As First Lady, Jackie was known for her success as an official hostess because she chose to focus less on protocol and official form and more on the experience of the guests. Formality was not sacrificed - it is so important to emphasize this; so many people now would just as soon wear track suits as tuxedos to a formal dinner - but form was. Jackie famously abandoned the large E-shaped table in the State Dining Room in favor of small round tables for eight or ten. Seating at the former was bound by protocol. But with the smaller tables, compatibility could be considered more than rank, making for more enjoyable conversation. She reduced and lightened the menus so that guests wouldn’t leave the table feeling heavy, and she changed the lighting to be more flattering to the guests. (“Wrinkles take on wrinkles under this harsh light” she was quoted as saying.)
But where she most excelled, in Etiquetteer’s view, was in private entertaining at the White House. Among many other things, the Kennedys became famous for their small dinners for eight to 12 people in the newly-created second floor President’s Dining Room. Jackie created these dinners for “stimulating people” from all fields. “If you put busy men in an attractive atmosphere where the surroundings are comfortable, the food, is good, you relax, you unwind, there’s some stimulating conversation. You know, sometimes quite a lot can happen, contacts can be made . . . It’s part of the art of living in Washington.”* These intimate gatherings were much more conducive than cocktail parties, in Jackie’s view, to relaxation and productive connections. (That’s what a well-planned guest list can do. Joan Crawford also knew this.) Why aren’t we doing more of this ourselves in our own homes?
Jackie was famous for her clothes, but Etiquetteer wants especially to praise how she wore them. She dressed appropriately for every occasion from magnificent but simple gowns for evening occasions to jodphurs or jeans and sweaters to unpack antiques. And never a spot, stain, rip, or tear to be seen, and certainly not even the shadow of a bra strap - such a contrast to nowadays! And Jackie carried herself so well. Do any of you remember deportment class? Yes, once upon a time there were classes in posture! When you see pictures of people (usually girls) trying to balance a book on their heads while walking, that’s part of deportment class. And we could use some. Ladies and gentlemen, slouching does nothing for you. It does NOT help make a Perfectly Proper Impression on others. Straighten up! (Etiquetteer used to be awfully fond of double-breasted jackets because you cannot slouch in them.)

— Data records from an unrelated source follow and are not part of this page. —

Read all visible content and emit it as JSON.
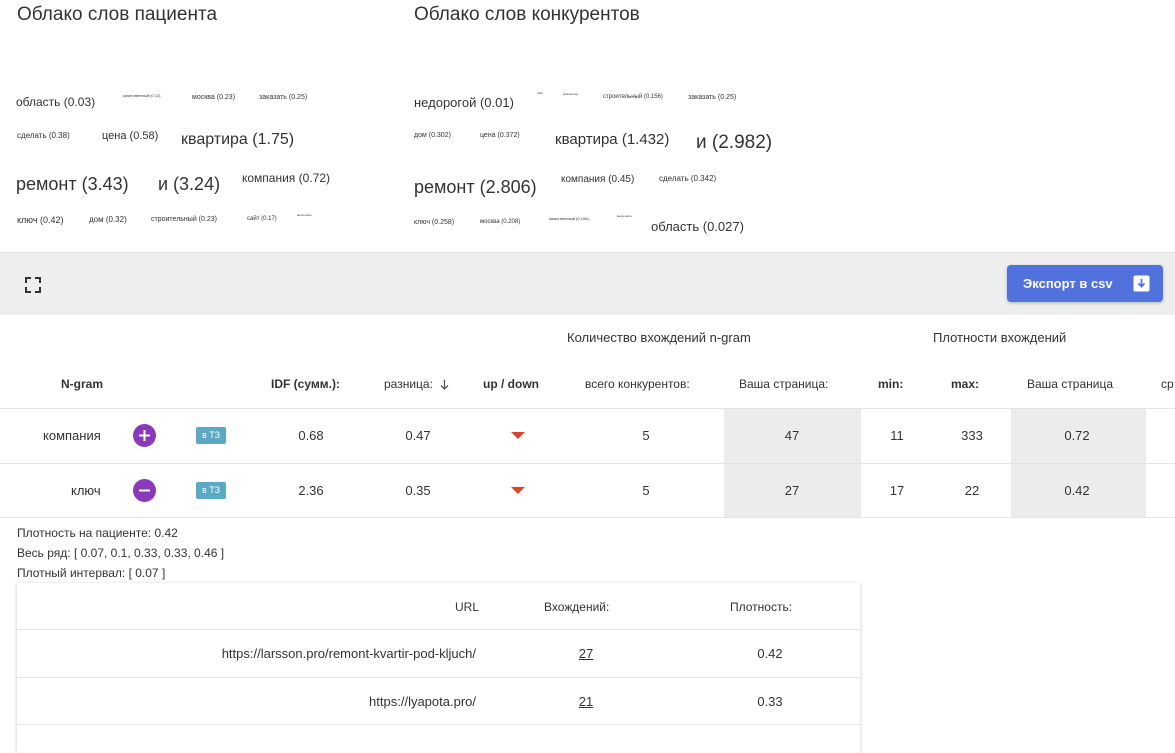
{
  "clouds": {
    "patient": {
      "title": "Облако слов пациента",
      "words": [
        "область (0.03)",
        "качественный (0.12)",
        "москва (0.23)",
        "заказать (0.25)",
        "сделать (0.38)",
        "цена (0.58)",
        "квартира (1.75)",
        "ремонт (3.43)",
        "и (3.24)",
        "компания (0.72)",
        "ключ (0.42)",
        "дом (0.32)",
        "строительный (0.23)",
        "сайт (0.17)",
        "выполнить"
      ]
    },
    "competitors": {
      "title": "Облако слов конкурентов",
      "words": [
        "недорогой (0.01)",
        "сайт",
        "компьютер",
        "строительный (0.156)",
        "заказать (0.25)",
        "дом (0.302)",
        "цена (0.372)",
        "квартира (1.432)",
        "и (2.982)",
        "ремонт (2.806)",
        "компания (0.45)",
        "сделать (0.342)",
        "ключ (0.258)",
        "москва (0.208)",
        "качественный (0.106)",
        "выполнить",
        "область (0.027)"
      ]
    }
  },
  "toolbar": {
    "fullscreen_icon": "fullscreen-icon",
    "export_label": "Экспорт в csv",
    "export_icon": "download-box-icon"
  },
  "table": {
    "group_headers": {
      "ngram_count": "Количество вхождений n-gram",
      "density": "Плотности вхождений"
    },
    "columns": {
      "ngram": "N-gram",
      "idf": "IDF (сумм.):",
      "diff": "разница:",
      "updown": "up / down",
      "total_competitors": "всего конкурентов:",
      "your_page": "Ваша страница:",
      "min": "min:",
      "max": "max:",
      "density_your_page": "Ваша страница",
      "extra": "ср"
    },
    "sort_icon": "arrow-down-icon",
    "rows": [
      {
        "ngram": "компания",
        "action": "plus",
        "badge": "в ТЗ",
        "idf": "0.68",
        "diff": "0.47",
        "trend": "down",
        "total": "5",
        "your_page": "47",
        "min": "11",
        "max": "333",
        "density": "0.72"
      },
      {
        "ngram": "ключ",
        "action": "minus",
        "badge": "в ТЗ",
        "idf": "2.36",
        "diff": "0.35",
        "trend": "down",
        "total": "5",
        "your_page": "27",
        "min": "17",
        "max": "22",
        "density": "0.42"
      }
    ]
  },
  "details": {
    "patient_density": "Плотность на пациенте: 0.42",
    "full_series": "Весь ряд: [ 0.07, 0.1, 0.33, 0.33, 0.46 ]",
    "dense_interval": "Плотный интервал: [ 0.07 ]"
  },
  "sub_table": {
    "headers": {
      "url": "URL",
      "occurrences": "Вхождений:",
      "density": "Плотность:"
    },
    "rows": [
      {
        "url": "https://larsson.pro/remont-kvartir-pod-kljuch/",
        "occurrences": "27",
        "density": "0.42"
      },
      {
        "url": "https://lyapota.pro/",
        "occurrences": "21",
        "density": "0.33"
      }
    ]
  },
  "colors": {
    "export_button": "#5171dd",
    "round_button": "#8a3ab9",
    "badge": "#5aa9c6",
    "down_arrow": "#d9442a",
    "toolbar_bg": "#eeeeee",
    "shaded_cell": "#ececec"
  }
}
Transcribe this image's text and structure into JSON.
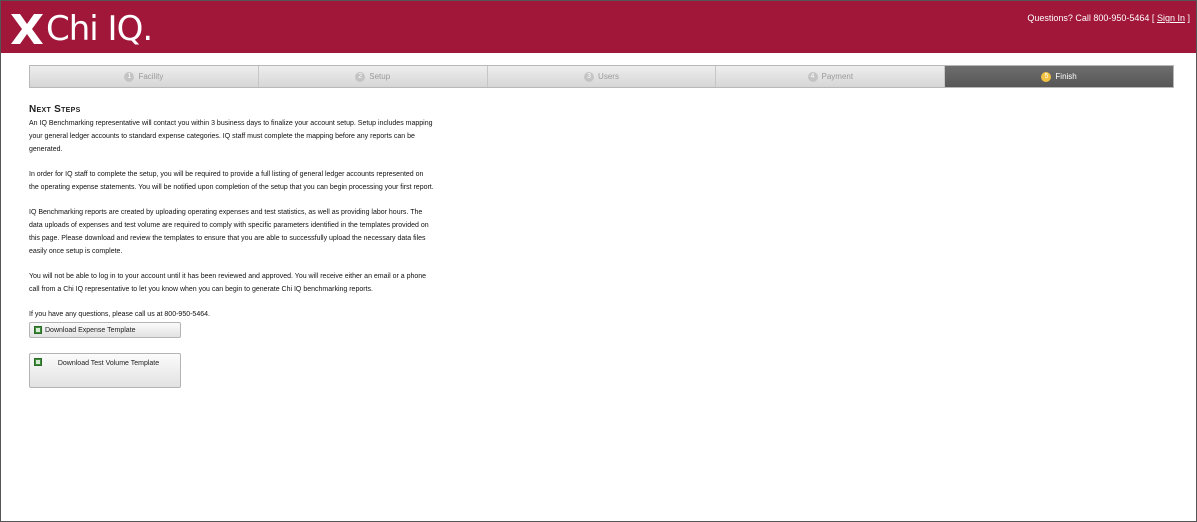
{
  "header": {
    "logo_text": "Chi IQ.",
    "contact_text": "Questions? Call 800-950-5464 [",
    "sign_in_label": "Sign In",
    "contact_close": "]",
    "brand_color": "#a0173a"
  },
  "steps": [
    {
      "number": "1",
      "label": "Facility",
      "active": false
    },
    {
      "number": "2",
      "label": "Setup",
      "active": false
    },
    {
      "number": "3",
      "label": "Users",
      "active": false
    },
    {
      "number": "4",
      "label": "Payment",
      "active": false
    },
    {
      "number": "5",
      "label": "Finish",
      "active": true
    }
  ],
  "content": {
    "title": "Next Steps",
    "paragraphs": [
      "An IQ Benchmarking representative will contact you within 3 business days to finalize your account setup. Setup includes mapping your general ledger accounts to standard expense categories. IQ staff must complete the mapping before any reports can be generated.",
      "In order for IQ staff to complete the setup, you will be required to provide a full listing of general ledger accounts represented on the operating expense statements. You will be notified upon completion of the setup that you can begin processing your first report.",
      "IQ Benchmarking reports are created by uploading operating expenses and test statistics, as well as providing labor hours. The data uploads of expenses and test volume are required to comply with specific parameters identified in the templates provided on this page. Please download and review the templates to ensure that you are able to successfully upload the necessary data files easily once setup is complete.",
      "You will not be able to log in to your account until it has been reviewed and approved. You will receive either an email or a phone call from a Chi IQ representative to let you know when you can begin to generate Chi IQ benchmarking reports.",
      "If you have any questions, please call us at 800-950-5464."
    ],
    "download_expense_label": "Download Expense Template",
    "download_test_volume_label": "Download Test Volume Template"
  }
}
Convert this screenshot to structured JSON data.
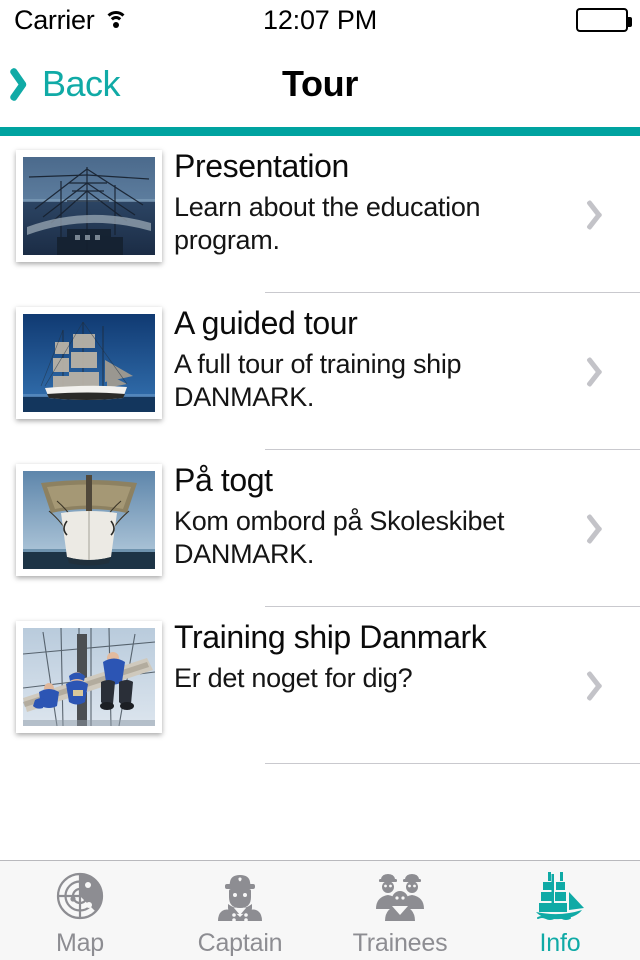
{
  "status_bar": {
    "carrier": "Carrier",
    "wifi_icon": "wifi-icon",
    "time": "12:07 PM",
    "battery_icon": "battery-full-icon",
    "battery_level": 100
  },
  "nav_bar": {
    "back_icon": "chevron-left-icon",
    "back_label": "Back",
    "title": "Tour",
    "accent_color": "#00A3A0",
    "tint_color": "#10AAA6"
  },
  "list": {
    "rows": [
      {
        "title": "Presentation",
        "subtitle": "Learn about the education program.",
        "thumbnail_name": "ship-rigging-at-dusk-photo",
        "disclosure_icon": "chevron-right-icon"
      },
      {
        "title": "A guided tour",
        "subtitle": "A full tour of training ship DANMARK.",
        "thumbnail_name": "full-rigged-ship-under-sail-photo",
        "disclosure_icon": "chevron-right-icon"
      },
      {
        "title": "På togt",
        "subtitle": "Kom ombord på Skoleskibet DANMARK.",
        "thumbnail_name": "ship-bow-head-on-photo",
        "disclosure_icon": "chevron-right-icon"
      },
      {
        "title": "Training ship Danmark",
        "subtitle": "Er det noget for dig?",
        "thumbnail_name": "trainees-on-yardarm-photo",
        "disclosure_icon": "chevron-right-icon"
      }
    ]
  },
  "tab_bar": {
    "active_index": 3,
    "inactive_color": "#8d8d92",
    "active_color": "#10AAA6",
    "tabs": [
      {
        "label": "Map",
        "icon": "radar-icon"
      },
      {
        "label": "Captain",
        "icon": "captain-icon"
      },
      {
        "label": "Trainees",
        "icon": "trainees-icon"
      },
      {
        "label": "Info",
        "icon": "sailing-ship-icon"
      }
    ]
  }
}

Jackie’s most enduring example, of course, will always be her impressive bearing following the assassination. Within her own grief, she knew she had to show herself as an example not only for her children, but for the nation and the world.

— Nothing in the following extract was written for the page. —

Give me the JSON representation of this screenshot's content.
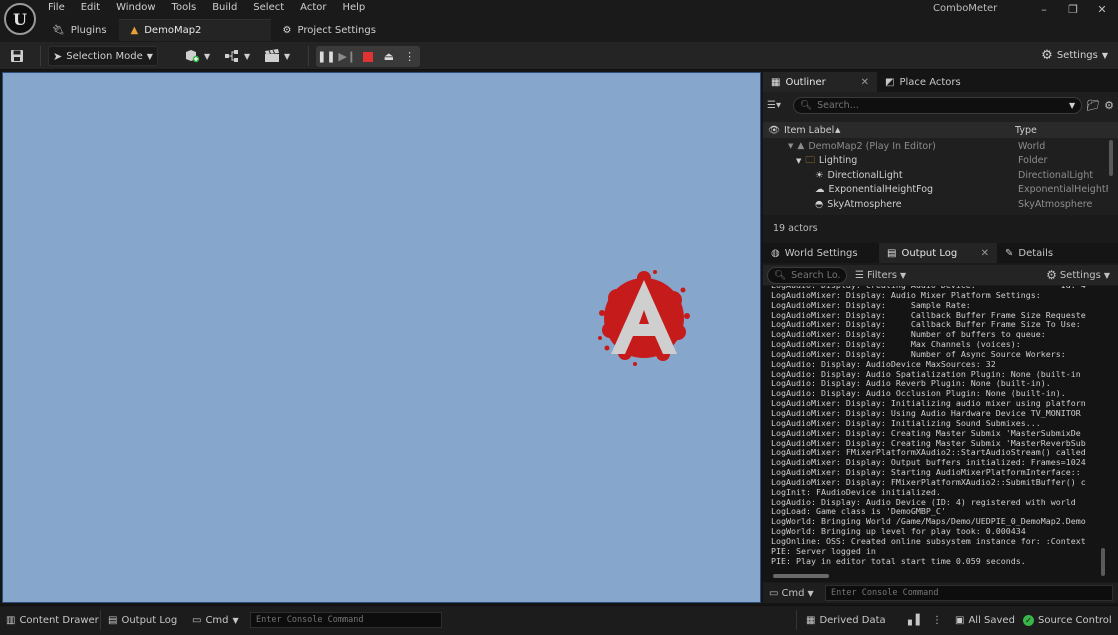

Most important, Jackie embodied sophisticated discretion. She was aggressive about protecting the privacy of her family and herself and made no bones about it. Her instructions to Pam Turnure say it all: “The minimum of information with the maximum of politeness.” How, Etiquetteer is inclined to wonder, would Jackie take to social media? Since her death just after the availability of the Internet 25 years ago, we’ve gone from being the Me Generation to the Me Me Me Now Now Now Generation. Would Jackie even see the need to have a Twitter account herself? With that in mind, could we not all be more - how to say this - more considered in what we post and less hasty?
On this milestone anniversary, Etiquetteer encourages you to consider how to take the example of Jackie into your own daily living to create a life of Perfect Propriety.
*Quoted in Sally Bedell Smith’s wonderful Grace and Power: The Private World of the Kennedy White House.